Many languages other than English did have a way to refer to a person of unspecified sex. (Some are Classic Greek, Classic Latin, Armenian, Kurdish, Persian, Turkish, and Mandarin Chinese). If such a language is being spoken at the time/place of your story "they" might be a reasonable translation. Some explanation of this might be a good idea (particularly if non-gender pronouns are used sometimes but not always), provided it can be worked in without breaking the flow. Perhaps a character will comment on the usage of another character and what it means.

If your work uses an invented language, then you are free to devise its grammar at will. Many fantasies have followed Tolkien in doing this, but it is not always a good idea for those less skilled with language than he was. Or only a few words of th "actual" language may be given.
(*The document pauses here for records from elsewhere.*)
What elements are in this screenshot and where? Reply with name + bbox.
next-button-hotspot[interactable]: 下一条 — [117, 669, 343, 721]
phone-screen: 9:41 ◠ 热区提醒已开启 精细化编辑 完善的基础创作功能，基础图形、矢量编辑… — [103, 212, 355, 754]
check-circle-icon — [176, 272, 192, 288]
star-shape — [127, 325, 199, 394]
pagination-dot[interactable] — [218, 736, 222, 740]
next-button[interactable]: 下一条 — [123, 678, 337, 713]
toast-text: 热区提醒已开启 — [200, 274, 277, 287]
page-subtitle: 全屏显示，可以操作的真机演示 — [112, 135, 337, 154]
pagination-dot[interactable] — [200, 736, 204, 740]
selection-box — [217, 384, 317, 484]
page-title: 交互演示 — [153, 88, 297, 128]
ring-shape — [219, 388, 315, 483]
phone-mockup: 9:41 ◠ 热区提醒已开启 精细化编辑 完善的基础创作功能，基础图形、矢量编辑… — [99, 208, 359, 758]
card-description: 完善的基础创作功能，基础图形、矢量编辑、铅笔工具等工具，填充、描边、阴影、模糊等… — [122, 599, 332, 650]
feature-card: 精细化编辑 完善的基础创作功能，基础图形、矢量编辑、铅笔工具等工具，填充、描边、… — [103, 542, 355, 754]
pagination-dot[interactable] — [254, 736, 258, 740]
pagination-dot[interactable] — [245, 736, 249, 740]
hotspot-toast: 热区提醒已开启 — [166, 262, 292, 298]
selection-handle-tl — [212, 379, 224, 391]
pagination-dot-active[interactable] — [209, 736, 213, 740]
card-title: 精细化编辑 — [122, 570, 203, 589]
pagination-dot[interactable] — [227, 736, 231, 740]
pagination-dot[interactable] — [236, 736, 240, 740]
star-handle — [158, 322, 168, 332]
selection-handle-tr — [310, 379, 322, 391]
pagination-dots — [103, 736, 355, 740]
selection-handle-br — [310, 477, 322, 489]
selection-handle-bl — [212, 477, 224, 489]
Note that a person refereed to by a non-gendered pronoun need not be a person of non-binary orientation. Non-gendered pronouns were often used mrely to avoid being specific when not needed.

Some ancient societies were much more tolerant of non-heterosexual people and actions than others, including classic Greek society. If your work is set in something very close to a historical society, you may want to look at the practice then and there, The more it is its own invented thing, the more you are free to design it yourself.

In short you can handle this in any of several ways. But you may want to explain what the usage meant in your society, if it is significant, or would be distracting. How major a point you make of this depends on what you are trying to say.